A research laboratory in Mauritius

An experience would have made a strong impression on the researcher. In 2013, Alexandra Henrion Caude spent a month in the United States as fellow of the Eisenhower Foundation. A distinction, which is however “not part of the scholarships, awards or usual prizes that researchers ask for. It’s very confidential, ”explains a personality who knew the researcher.

A few years after her return, Alexandra Henrion Caude took over the management of Mauritius. In 2016, she was announced there at a round table of the Women’s Forum, alongside a researcher from a South African university, as well as the vice-president of Sanofi in charge of access to medicines and a manager of an initiative of Lancet. In an interview with the Mauritian press in 2018, she announced that she was part of the island’s Economic Development Council.

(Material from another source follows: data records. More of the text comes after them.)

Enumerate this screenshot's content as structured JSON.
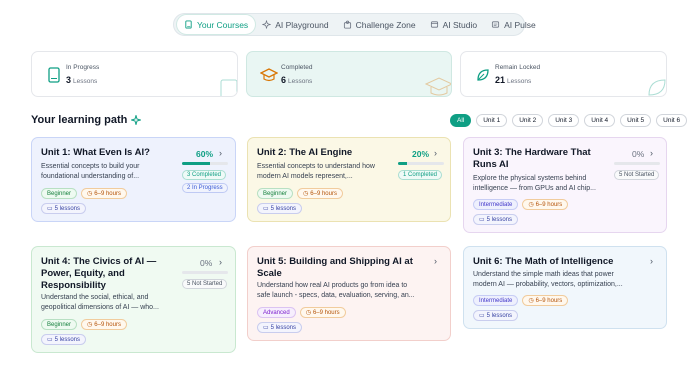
{
  "nav": {
    "tabs": [
      {
        "label": "Your Courses",
        "icon": "book-icon"
      },
      {
        "label": "AI Playground",
        "icon": "sparkle-icon"
      },
      {
        "label": "Challenge Zone",
        "icon": "puzzle-icon"
      },
      {
        "label": "AI Studio",
        "icon": "studio-icon"
      },
      {
        "label": "AI Pulse",
        "icon": "pulse-icon"
      }
    ],
    "active": "Your Courses"
  },
  "stats": {
    "in_progress": {
      "label": "In Progress",
      "value": "3",
      "unit": "Lessons"
    },
    "completed": {
      "label": "Completed",
      "value": "6",
      "unit": "Lessons"
    },
    "locked": {
      "label": "Remain Locked",
      "value": "21",
      "unit": "Lessons"
    }
  },
  "learning_path": {
    "title": "Your learning path",
    "filters": [
      "All",
      "Unit 1",
      "Unit 2",
      "Unit 3",
      "Unit 4",
      "Unit 5",
      "Unit 6"
    ]
  },
  "units": [
    {
      "title": "Unit 1: What Even Is AI?",
      "desc1": "Essential concepts to build your",
      "desc2": "foundational understanding of...",
      "percent": "60%",
      "progress": 0.6,
      "status1": "3 Completed",
      "status2": "2 In Progress",
      "level": "Beginner",
      "hours": "6–9 hours",
      "lessons": "5 lessons"
    },
    {
      "title": "Unit 2: The AI Engine",
      "desc1": "Essential concepts to understand how",
      "desc2": "modern AI models represent,...",
      "percent": "20%",
      "progress": 0.2,
      "status1": "1 Completed",
      "level": "Beginner",
      "hours": "6–9 hours",
      "lessons": "5 lessons"
    },
    {
      "title1": "Unit 3: The Hardware That",
      "title2": "Runs AI",
      "desc1": "Explore the physical systems behind",
      "desc2": "intelligence — from GPUs and AI chip...",
      "percent": "0%",
      "progress": 0,
      "status1": "5 Not Started",
      "level": "Intermediate",
      "hours": "6–9 hours",
      "lessons": "5 lessons"
    },
    {
      "title1": "Unit 4: The Civics of AI —",
      "title2": "Power, Equity, and",
      "title3": "Responsibility",
      "desc1": "Understand the social, ethical, and",
      "desc2": "geopolitical dimensions of AI — who...",
      "percent": "0%",
      "progress": 0,
      "status1": "5 Not Started",
      "level": "Beginner",
      "hours": "6–9 hours",
      "lessons": "5 lessons"
    },
    {
      "title1": "Unit 5: Building and Shipping AI at",
      "title2": "Scale",
      "desc1": "Understand how real AI products go from idea to",
      "desc2": "safe launch - specs, data, evaluation, serving, an...",
      "level": "Advanced",
      "hours": "6–9 hours",
      "lessons": "5 lessons"
    },
    {
      "title": "Unit 6: The Math of Intelligence",
      "desc1": "Understand the simple math ideas that power",
      "desc2": "modern AI — probability, vectors, optimization,...",
      "level": "Intermediate",
      "hours": "6–9 hours",
      "lessons": "5 lessons"
    }
  ],
  "colors": {
    "accent": "#0f9f84"
  }
}
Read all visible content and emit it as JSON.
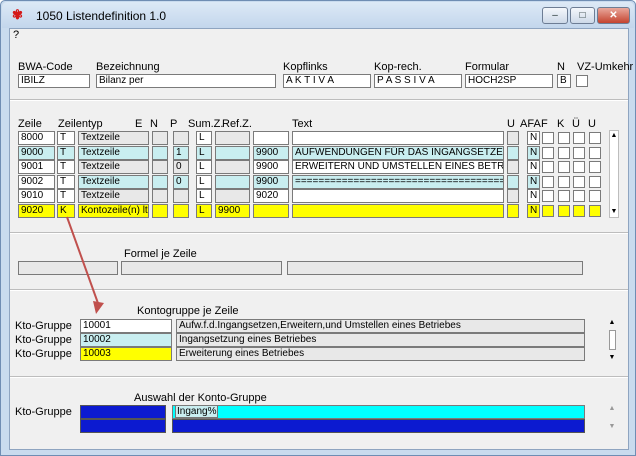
{
  "window": {
    "title": "1050 Listendefinition 1.0",
    "minimize": "–",
    "maximize": "□",
    "close": "✕"
  },
  "menu": {
    "help": "?"
  },
  "header": {
    "bwa_code_label": "BWA-Code",
    "bwa_code_value": "IBILZ",
    "bezeichnung_label": "Bezeichnung",
    "bezeichnung_value": "Bilanz per",
    "kopf_links_label": "Kopflinks",
    "kopf_links_value": "A K T I V A",
    "kopf_rech_label": "Kop-rech.",
    "kopf_rech_value": "P A S S I V A",
    "formular_label": "Formular",
    "formular_value": "HOCH2SP",
    "n_label": "N",
    "n_value": "B",
    "vz_label": "VZ-Umkehr"
  },
  "grid": {
    "columns": [
      "Zeile",
      "Zeilentyp",
      "E",
      "N",
      "P",
      "Sum.Z.",
      "Ref.Z.",
      "Text",
      "U",
      "AFA",
      "F",
      "K",
      "Ü",
      "U"
    ],
    "rows": [
      {
        "zeile": "8000",
        "typ": "T",
        "typtext": "Textzeile",
        "e": "",
        "n": "",
        "p": "L",
        "sumz": "",
        "refz": "",
        "text": "",
        "afa": "N"
      },
      {
        "zeile": "9000",
        "typ": "T",
        "typtext": "Textzeile",
        "e": "",
        "n": "1",
        "p": "L",
        "sumz": "",
        "refz": "9900",
        "text": "AUFWENDUNGEN FÜR DAS INGANGSETZEN",
        "afa": "N"
      },
      {
        "zeile": "9001",
        "typ": "T",
        "typtext": "Textzeile",
        "e": "",
        "n": "0",
        "p": "L",
        "sumz": "",
        "refz": "9900",
        "text": "ERWEITERN UND UMSTELLEN EINES BETRIE",
        "afa": "N"
      },
      {
        "zeile": "9002",
        "typ": "T",
        "typtext": "Textzeile",
        "e": "",
        "n": "0",
        "p": "L",
        "sumz": "",
        "refz": "9900",
        "text": "=====================================",
        "afa": "N"
      },
      {
        "zeile": "9010",
        "typ": "T",
        "typtext": "Textzeile",
        "e": "",
        "n": "",
        "p": "L",
        "sumz": "",
        "refz": "9020",
        "text": "",
        "afa": "N"
      },
      {
        "zeile": "9020",
        "typ": "K",
        "typtext": "Kontozeile(n) lt.",
        "e": "",
        "n": "",
        "p": "L",
        "sumz": "9900",
        "refz": "",
        "text": "",
        "afa": "N"
      }
    ]
  },
  "formel": {
    "title": "Formel je Zeile"
  },
  "kontogruppe": {
    "title": "Kontogruppe je Zeile",
    "rows": [
      {
        "label": "Kto-Gruppe",
        "code": "10001",
        "text": "Aufw.f.d.Ingangsetzen,Erweitern,und Umstellen eines Betriebes"
      },
      {
        "label": "Kto-Gruppe",
        "code": "10002",
        "text": "Ingangsetzung eines Betriebes"
      },
      {
        "label": "Kto-Gruppe",
        "code": "10003",
        "text": "Erweiterung eines Betriebes"
      }
    ]
  },
  "auswahl": {
    "title": "Auswahl der Konto-Gruppe",
    "label": "Kto-Gruppe",
    "search_value": "Ingang%"
  },
  "colors": {
    "annotation_arrow": "#c0504d",
    "selection_blue": "#0c1ad0",
    "highlight_yellow": "#ffff00",
    "cyan": "#00ffff"
  }
}
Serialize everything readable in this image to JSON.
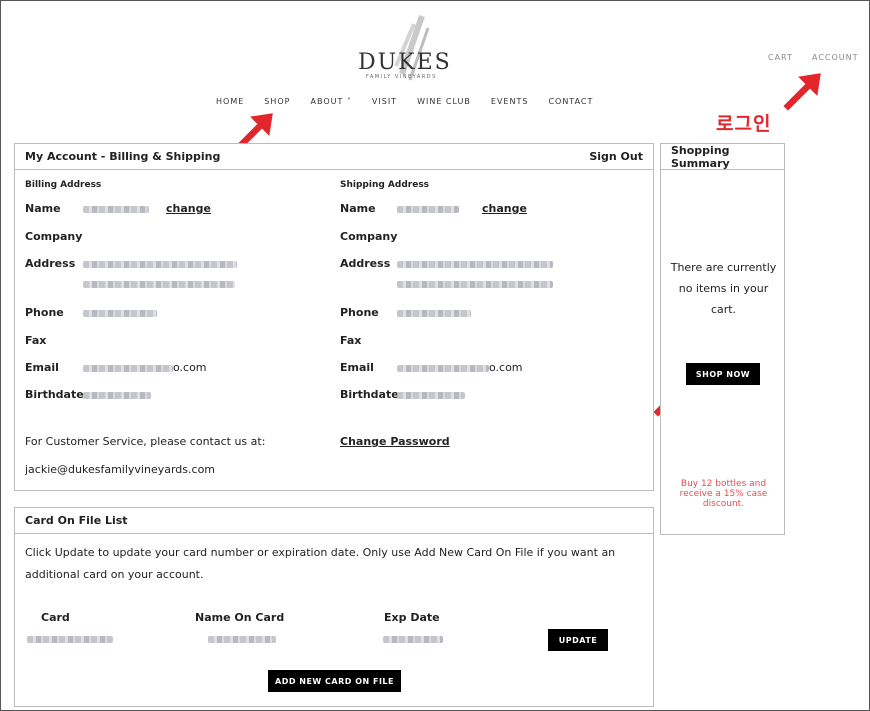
{
  "header": {
    "logo_word": "DUKES",
    "logo_sub": "FAMILY VINEYARDS",
    "cart": "CART",
    "account": "ACCOUNT",
    "nav": [
      "HOME",
      "SHOP",
      "ABOUT ˅",
      "VISIT",
      "WINE CLUB",
      "EVENTS",
      "CONTACT"
    ]
  },
  "annotation": {
    "login_label": "로그인",
    "arrow_color": "#e3262b"
  },
  "account_panel": {
    "title": "My Account - Billing & Shipping",
    "sign_out": "Sign Out",
    "billing": {
      "heading": "Billing Address",
      "name_label": "Name",
      "change": "change",
      "company_label": "Company",
      "address_label": "Address",
      "phone_label": "Phone",
      "fax_label": "Fax",
      "email_label": "Email",
      "email_suffix": "o.com",
      "birthdate_label": "Birthdate"
    },
    "shipping": {
      "heading": "Shipping Address",
      "name_label": "Name",
      "change": "change",
      "company_label": "Company",
      "address_label": "Address",
      "phone_label": "Phone",
      "fax_label": "Fax",
      "email_label": "Email",
      "email_suffix": "o.com",
      "birthdate_label": "Birthdate"
    },
    "customer_service": "For Customer Service, please contact us at:",
    "contact_email": "jackie@dukesfamilyvineyards.com",
    "change_password": "Change Password"
  },
  "cards_panel": {
    "title": "Card On File List",
    "instructions_line1": "Click Update to update your card number or expiration date. Only use Add New Card On File if you want an",
    "instructions_line2": "additional card on your account.",
    "col_card": "Card",
    "col_name": "Name On Card",
    "col_exp": "Exp Date",
    "update": "UPDATE",
    "add_new": "ADD NEW CARD ON FILE"
  },
  "summary_panel": {
    "title": "Shopping Summary",
    "empty_line1": "There are currently",
    "empty_line2": "no items in your",
    "empty_line3": "cart.",
    "shop_now": "SHOP NOW",
    "promo_line1": "Buy 12 bottles and",
    "promo_line2": "receive a 15% case",
    "promo_line3": "discount."
  }
}
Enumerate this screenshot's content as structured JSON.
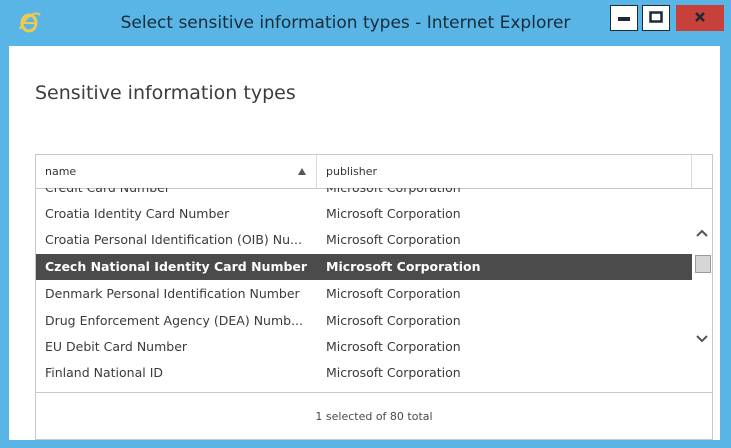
{
  "window": {
    "title": "Select sensitive information types - Internet Explorer",
    "app_icon": "internet-explorer-icon"
  },
  "page": {
    "title": "Sensitive information types"
  },
  "table": {
    "columns": [
      {
        "label": "name",
        "sort": "ascending"
      },
      {
        "label": "publisher"
      }
    ],
    "rows": [
      {
        "name": "Credit Card Number",
        "publisher": "Microsoft Corporation",
        "selected": false
      },
      {
        "name": "Croatia Identity Card Number",
        "publisher": "Microsoft Corporation",
        "selected": false
      },
      {
        "name": "Croatia Personal Identification (OIB) Nu...",
        "publisher": "Microsoft Corporation",
        "selected": false
      },
      {
        "name": "Czech National Identity Card Number",
        "publisher": "Microsoft Corporation",
        "selected": true
      },
      {
        "name": "Denmark Personal Identification Number",
        "publisher": "Microsoft Corporation",
        "selected": false
      },
      {
        "name": "Drug Enforcement Agency (DEA) Numb...",
        "publisher": "Microsoft Corporation",
        "selected": false
      },
      {
        "name": "EU Debit Card Number",
        "publisher": "Microsoft Corporation",
        "selected": false
      },
      {
        "name": "Finland National ID",
        "publisher": "Microsoft Corporation",
        "selected": false
      }
    ],
    "footer": "1 selected of 80 total"
  },
  "colors": {
    "titlebar": "#58b5e6",
    "close_button": "#c7403a",
    "selected_row": "#4b4b4b"
  }
}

She is not currently a member of the governing council, according to the council’s website.

It has set up a research laboratory on the island called SimplissmA. The objective is to draw inspiration from “traditional remedies” to “provide simple, sustainable, ethical and low-cost health solutions to people living in Mauritius, but also around the world”, explained Alexandra Henrion Caude in 2018 at the Luxury Mauritius magazine.

This institute does not publish scientific articles. Its goal is “to share certain knowledge with the public, not to speak to scientists”, replies Alexandra Henrion Caude. A phrase that resonates with his journey since the Covid-19 crisis.